Cut butter into small pieces; Pixian watercress chopped fine; Boil the dried chilies in a boiling water pot for about 2 minutes, then take out and mince them to obtain Ciba chilies. Ginger is broken; Peel garlic into petals; Green onions are tied; Rock sugar is broken; Star anise, rhizoma Dioscoreae Septemlobae and cinnamon are broken into small pieces; The grass fruit is broken.

2. Put the wok on medium fire, heat it with vegetable oil, add butter to boil it, add ginger, garlic cloves and shallots to saute until fragrant, then add Pixian watercress and Ciba pepper, and slowly stir-fry with low fire until the watercress is dry, the aroma is overflowing and the peppers are slightly pale, and then pick out the shallots from the wok.

3. Immediately add star anise, Rhizoma Kaempferiae, Cinnamomum cassia, fennel, Amomum tsaoko, Arnebia euchroma, fragrant leaves, herbs, cloves, etc., and continue to stir-fry for about 15-2 minutes with low fire. When the spice color in the pot becomes darker, add crystal sugar and fermented glutinous rice juice, and slowly cook with low fire until the water in the fermented glutinous rice juice completely evaporates. At this time, remove the pot end from the fire and cover it.

Method 2

1. When frying chafing dish, dry raw materials with less water content, such as all kinds of spices, dried prickly ash and dried pepper, should be treated first. The method is as follows: the spices should be ground into coarse powder and soaked in high-alcohol liquor for wet fermentation. The dried prickly ash should be soaked in warm water to swell, while the dried pepper should be cooked in boiling water to make Zanba pepper.
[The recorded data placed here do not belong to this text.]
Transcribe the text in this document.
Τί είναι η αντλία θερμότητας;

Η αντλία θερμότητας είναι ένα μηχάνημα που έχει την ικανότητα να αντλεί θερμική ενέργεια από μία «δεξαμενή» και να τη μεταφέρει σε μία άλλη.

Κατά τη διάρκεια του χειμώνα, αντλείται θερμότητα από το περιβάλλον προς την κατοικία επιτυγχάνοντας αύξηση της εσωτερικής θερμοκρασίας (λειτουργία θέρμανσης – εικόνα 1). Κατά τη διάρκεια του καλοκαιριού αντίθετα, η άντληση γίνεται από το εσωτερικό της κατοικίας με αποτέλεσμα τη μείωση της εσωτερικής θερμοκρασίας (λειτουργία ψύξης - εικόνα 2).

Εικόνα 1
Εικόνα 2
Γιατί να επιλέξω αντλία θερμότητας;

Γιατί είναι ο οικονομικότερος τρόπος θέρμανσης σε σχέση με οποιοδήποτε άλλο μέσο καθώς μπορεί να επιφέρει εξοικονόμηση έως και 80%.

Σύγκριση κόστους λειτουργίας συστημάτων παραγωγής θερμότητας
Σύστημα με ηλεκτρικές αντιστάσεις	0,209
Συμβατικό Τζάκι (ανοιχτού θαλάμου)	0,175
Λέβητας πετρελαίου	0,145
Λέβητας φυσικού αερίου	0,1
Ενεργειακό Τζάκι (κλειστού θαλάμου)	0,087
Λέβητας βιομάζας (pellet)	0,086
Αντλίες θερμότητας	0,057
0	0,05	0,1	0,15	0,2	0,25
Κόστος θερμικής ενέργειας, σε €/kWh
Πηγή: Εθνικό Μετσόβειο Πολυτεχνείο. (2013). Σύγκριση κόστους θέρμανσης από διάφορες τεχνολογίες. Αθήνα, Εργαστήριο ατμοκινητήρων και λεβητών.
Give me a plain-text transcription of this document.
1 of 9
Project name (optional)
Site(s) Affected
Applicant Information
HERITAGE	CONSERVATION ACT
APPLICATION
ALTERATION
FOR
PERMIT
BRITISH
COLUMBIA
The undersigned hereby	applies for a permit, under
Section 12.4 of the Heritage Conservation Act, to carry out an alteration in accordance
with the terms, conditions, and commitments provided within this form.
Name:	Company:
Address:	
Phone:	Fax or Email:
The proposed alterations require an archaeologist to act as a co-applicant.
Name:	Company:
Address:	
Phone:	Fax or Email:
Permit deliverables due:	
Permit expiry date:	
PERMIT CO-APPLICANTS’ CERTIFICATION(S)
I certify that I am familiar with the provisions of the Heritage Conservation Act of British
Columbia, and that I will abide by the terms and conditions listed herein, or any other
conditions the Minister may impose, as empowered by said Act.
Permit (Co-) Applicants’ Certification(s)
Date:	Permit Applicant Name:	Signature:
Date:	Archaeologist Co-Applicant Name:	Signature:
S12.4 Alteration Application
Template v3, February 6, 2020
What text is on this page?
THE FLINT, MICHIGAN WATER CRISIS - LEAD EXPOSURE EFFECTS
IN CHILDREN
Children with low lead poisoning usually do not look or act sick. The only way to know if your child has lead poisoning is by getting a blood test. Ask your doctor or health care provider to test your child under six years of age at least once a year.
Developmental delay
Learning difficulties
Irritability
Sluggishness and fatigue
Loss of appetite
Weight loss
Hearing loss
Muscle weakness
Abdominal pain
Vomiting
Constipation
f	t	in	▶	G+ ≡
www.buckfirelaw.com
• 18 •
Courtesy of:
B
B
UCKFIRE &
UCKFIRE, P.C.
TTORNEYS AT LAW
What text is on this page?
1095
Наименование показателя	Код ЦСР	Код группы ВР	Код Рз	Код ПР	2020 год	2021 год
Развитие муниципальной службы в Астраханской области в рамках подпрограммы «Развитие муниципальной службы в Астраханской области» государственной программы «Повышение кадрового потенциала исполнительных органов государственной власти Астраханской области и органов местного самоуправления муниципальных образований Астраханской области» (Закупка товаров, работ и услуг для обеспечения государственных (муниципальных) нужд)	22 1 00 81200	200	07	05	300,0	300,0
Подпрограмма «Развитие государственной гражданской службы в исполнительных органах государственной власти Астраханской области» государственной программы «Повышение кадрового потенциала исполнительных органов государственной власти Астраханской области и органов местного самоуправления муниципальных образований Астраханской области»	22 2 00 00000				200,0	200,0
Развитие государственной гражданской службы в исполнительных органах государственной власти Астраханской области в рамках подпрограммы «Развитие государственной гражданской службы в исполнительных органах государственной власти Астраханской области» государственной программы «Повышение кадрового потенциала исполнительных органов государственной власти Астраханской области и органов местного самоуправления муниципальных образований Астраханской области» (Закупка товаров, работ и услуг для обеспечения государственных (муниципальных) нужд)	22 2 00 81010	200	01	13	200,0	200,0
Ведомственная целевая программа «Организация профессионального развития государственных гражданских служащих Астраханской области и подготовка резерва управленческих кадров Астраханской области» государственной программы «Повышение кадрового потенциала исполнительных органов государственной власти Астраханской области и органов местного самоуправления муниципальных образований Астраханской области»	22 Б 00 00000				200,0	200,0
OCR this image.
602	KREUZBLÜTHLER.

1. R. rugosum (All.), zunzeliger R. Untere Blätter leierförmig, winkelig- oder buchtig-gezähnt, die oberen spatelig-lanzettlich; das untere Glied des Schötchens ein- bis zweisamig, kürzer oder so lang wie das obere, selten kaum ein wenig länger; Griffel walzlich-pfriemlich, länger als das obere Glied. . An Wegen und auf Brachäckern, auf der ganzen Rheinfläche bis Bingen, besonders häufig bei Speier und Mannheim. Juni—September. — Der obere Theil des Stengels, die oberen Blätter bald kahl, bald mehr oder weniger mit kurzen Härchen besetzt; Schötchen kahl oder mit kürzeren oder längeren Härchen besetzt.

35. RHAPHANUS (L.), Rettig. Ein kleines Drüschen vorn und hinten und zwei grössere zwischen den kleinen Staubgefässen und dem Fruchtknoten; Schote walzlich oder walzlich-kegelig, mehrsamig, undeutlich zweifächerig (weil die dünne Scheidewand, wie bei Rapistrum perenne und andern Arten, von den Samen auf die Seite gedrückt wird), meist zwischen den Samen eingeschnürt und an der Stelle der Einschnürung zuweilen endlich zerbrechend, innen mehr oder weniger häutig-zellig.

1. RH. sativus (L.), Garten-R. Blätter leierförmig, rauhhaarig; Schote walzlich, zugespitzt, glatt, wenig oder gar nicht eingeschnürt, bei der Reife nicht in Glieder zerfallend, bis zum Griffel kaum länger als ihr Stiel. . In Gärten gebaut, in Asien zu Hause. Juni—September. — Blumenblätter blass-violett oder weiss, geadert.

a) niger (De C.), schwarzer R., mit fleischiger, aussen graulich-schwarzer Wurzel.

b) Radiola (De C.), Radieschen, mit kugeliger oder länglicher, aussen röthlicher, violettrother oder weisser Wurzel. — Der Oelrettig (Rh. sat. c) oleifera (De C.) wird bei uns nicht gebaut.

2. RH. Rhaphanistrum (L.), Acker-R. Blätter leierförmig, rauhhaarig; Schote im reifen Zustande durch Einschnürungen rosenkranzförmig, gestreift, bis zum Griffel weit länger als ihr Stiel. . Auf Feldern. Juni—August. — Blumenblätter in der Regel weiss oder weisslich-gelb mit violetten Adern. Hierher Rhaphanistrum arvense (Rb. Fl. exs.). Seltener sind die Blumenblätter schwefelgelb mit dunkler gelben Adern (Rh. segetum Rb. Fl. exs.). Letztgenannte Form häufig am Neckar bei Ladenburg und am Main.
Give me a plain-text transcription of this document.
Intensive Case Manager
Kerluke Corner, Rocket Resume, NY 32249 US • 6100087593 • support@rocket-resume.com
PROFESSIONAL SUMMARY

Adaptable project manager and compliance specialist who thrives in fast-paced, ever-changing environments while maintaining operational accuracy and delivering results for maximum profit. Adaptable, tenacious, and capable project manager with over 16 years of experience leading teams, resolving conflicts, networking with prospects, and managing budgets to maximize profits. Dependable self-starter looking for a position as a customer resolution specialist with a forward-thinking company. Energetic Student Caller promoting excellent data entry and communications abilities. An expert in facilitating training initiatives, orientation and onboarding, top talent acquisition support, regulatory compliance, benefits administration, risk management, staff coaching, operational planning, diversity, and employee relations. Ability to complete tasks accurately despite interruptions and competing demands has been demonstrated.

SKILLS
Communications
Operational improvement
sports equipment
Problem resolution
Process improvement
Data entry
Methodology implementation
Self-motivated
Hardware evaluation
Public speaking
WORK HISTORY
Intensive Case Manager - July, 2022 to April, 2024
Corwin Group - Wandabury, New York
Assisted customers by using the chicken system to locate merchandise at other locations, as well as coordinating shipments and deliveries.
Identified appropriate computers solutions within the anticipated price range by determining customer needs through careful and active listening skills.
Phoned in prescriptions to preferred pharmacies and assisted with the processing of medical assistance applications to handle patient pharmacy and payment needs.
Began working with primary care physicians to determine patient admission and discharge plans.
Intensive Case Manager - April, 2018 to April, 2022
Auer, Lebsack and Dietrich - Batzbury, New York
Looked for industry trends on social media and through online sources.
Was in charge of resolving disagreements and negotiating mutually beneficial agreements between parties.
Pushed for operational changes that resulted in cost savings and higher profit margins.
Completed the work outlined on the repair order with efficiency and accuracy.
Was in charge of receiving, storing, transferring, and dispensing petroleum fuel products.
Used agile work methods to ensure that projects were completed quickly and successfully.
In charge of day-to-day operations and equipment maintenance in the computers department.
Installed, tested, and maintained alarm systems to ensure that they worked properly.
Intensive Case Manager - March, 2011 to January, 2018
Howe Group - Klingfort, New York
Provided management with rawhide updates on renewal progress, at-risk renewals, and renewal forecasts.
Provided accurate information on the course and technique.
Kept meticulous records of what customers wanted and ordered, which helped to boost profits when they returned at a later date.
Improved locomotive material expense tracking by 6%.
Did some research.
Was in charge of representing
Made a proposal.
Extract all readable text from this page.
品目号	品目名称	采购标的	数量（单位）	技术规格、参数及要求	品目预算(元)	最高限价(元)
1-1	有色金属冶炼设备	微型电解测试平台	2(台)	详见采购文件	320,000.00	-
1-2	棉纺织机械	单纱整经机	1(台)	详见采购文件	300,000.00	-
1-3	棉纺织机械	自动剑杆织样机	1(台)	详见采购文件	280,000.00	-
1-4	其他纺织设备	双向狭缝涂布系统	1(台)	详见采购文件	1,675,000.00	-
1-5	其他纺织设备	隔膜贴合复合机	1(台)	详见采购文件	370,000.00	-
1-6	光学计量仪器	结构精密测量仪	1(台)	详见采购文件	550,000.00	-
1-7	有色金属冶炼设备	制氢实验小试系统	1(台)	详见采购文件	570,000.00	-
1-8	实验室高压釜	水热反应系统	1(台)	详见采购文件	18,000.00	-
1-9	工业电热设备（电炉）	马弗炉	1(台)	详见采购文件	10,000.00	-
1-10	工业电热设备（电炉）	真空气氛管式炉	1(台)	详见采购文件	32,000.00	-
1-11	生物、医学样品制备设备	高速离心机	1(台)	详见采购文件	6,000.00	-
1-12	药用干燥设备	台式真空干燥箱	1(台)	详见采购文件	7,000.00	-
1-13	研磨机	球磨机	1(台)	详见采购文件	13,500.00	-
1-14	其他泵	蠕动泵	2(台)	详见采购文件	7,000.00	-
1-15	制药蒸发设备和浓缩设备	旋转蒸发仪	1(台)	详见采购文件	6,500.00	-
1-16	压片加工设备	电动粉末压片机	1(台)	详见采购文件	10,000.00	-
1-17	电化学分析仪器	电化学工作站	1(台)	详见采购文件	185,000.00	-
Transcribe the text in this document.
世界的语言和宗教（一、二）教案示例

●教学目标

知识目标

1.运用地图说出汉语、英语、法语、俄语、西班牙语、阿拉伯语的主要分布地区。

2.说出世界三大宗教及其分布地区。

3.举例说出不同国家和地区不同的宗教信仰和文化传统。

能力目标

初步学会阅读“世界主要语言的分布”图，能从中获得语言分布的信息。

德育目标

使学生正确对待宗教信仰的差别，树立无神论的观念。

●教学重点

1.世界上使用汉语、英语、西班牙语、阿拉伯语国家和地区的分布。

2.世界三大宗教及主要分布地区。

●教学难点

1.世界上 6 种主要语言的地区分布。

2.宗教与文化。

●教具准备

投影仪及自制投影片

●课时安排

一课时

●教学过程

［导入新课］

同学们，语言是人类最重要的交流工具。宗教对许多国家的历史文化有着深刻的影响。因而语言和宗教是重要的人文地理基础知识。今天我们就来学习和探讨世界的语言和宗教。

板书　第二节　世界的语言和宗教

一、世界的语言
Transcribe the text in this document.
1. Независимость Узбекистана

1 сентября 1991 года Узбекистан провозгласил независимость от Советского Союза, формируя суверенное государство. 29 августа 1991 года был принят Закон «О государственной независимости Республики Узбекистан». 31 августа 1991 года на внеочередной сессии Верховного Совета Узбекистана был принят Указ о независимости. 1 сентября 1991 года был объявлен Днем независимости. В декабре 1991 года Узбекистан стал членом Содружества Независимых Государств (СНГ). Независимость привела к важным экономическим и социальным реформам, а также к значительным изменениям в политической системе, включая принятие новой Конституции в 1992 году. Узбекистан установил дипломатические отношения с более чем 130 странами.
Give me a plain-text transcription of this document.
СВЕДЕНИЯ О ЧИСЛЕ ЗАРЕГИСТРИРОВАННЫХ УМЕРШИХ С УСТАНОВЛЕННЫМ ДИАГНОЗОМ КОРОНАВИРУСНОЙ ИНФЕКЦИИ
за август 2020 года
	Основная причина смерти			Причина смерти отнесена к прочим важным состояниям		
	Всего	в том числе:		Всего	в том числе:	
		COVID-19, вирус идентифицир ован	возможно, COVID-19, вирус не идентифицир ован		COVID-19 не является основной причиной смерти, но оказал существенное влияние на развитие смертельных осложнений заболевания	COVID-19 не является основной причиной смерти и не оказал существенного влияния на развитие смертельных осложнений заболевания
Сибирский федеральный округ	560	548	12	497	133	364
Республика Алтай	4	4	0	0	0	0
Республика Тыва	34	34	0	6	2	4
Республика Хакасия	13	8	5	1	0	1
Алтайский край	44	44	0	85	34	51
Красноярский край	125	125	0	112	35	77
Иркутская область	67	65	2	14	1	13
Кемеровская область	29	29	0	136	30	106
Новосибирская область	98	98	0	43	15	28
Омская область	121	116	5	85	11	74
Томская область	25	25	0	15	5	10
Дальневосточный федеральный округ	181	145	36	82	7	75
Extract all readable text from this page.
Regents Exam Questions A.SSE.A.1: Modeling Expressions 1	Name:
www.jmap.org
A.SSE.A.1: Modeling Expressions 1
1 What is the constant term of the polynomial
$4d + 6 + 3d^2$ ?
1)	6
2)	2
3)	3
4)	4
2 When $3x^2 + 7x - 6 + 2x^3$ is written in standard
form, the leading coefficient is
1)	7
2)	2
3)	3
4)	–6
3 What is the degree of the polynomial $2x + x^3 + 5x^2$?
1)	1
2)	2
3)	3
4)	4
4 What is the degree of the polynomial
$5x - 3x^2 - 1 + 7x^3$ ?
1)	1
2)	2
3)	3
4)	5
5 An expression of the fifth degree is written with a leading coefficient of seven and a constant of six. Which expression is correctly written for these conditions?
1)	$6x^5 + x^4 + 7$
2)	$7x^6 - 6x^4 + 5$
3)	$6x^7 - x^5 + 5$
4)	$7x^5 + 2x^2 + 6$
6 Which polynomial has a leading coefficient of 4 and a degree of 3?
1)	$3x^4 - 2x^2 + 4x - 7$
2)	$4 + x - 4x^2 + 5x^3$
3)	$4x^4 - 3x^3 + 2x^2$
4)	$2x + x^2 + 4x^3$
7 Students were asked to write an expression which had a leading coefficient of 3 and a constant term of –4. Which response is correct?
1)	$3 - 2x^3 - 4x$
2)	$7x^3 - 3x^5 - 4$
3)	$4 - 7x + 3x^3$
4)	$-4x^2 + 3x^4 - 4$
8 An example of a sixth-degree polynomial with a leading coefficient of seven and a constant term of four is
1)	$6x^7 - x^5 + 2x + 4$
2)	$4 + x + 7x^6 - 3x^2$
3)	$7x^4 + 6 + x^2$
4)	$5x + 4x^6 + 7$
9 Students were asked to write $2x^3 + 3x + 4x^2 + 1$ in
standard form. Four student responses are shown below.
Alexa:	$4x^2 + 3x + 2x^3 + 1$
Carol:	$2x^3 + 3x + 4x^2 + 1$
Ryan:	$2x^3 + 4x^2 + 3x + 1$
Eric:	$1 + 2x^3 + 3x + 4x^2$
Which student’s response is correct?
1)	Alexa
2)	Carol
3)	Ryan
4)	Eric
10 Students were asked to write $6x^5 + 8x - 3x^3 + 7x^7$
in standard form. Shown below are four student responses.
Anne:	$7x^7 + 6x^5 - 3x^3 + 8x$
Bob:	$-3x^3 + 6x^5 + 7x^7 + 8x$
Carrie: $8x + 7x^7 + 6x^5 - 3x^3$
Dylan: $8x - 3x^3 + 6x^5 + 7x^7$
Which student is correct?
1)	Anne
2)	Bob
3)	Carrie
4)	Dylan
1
The purpose of this is to

2. After Zanba pepper and watercress are put into the oil pan, they should be fried with low fire and low oil temperature for a long time to fully separate out the spicy taste, red pigment of pepper and the mellow fragrance of watercress.

3. Spices and pepper should be put into the pot last, and the frying time should not be too long, mainly soaked in hot oil.

after reading the above, you should know how to stir-fry the chafing dish. Special attention should be paid to the fact that the fried chafing dish should be left for several days before use, which is to make all kinds of fragrant substances fully melt into the oil and make it more tasty. When you have time or only two people eat hot pot, you can try to fry the bottom material of hot pot yourself. It is economical and healthy.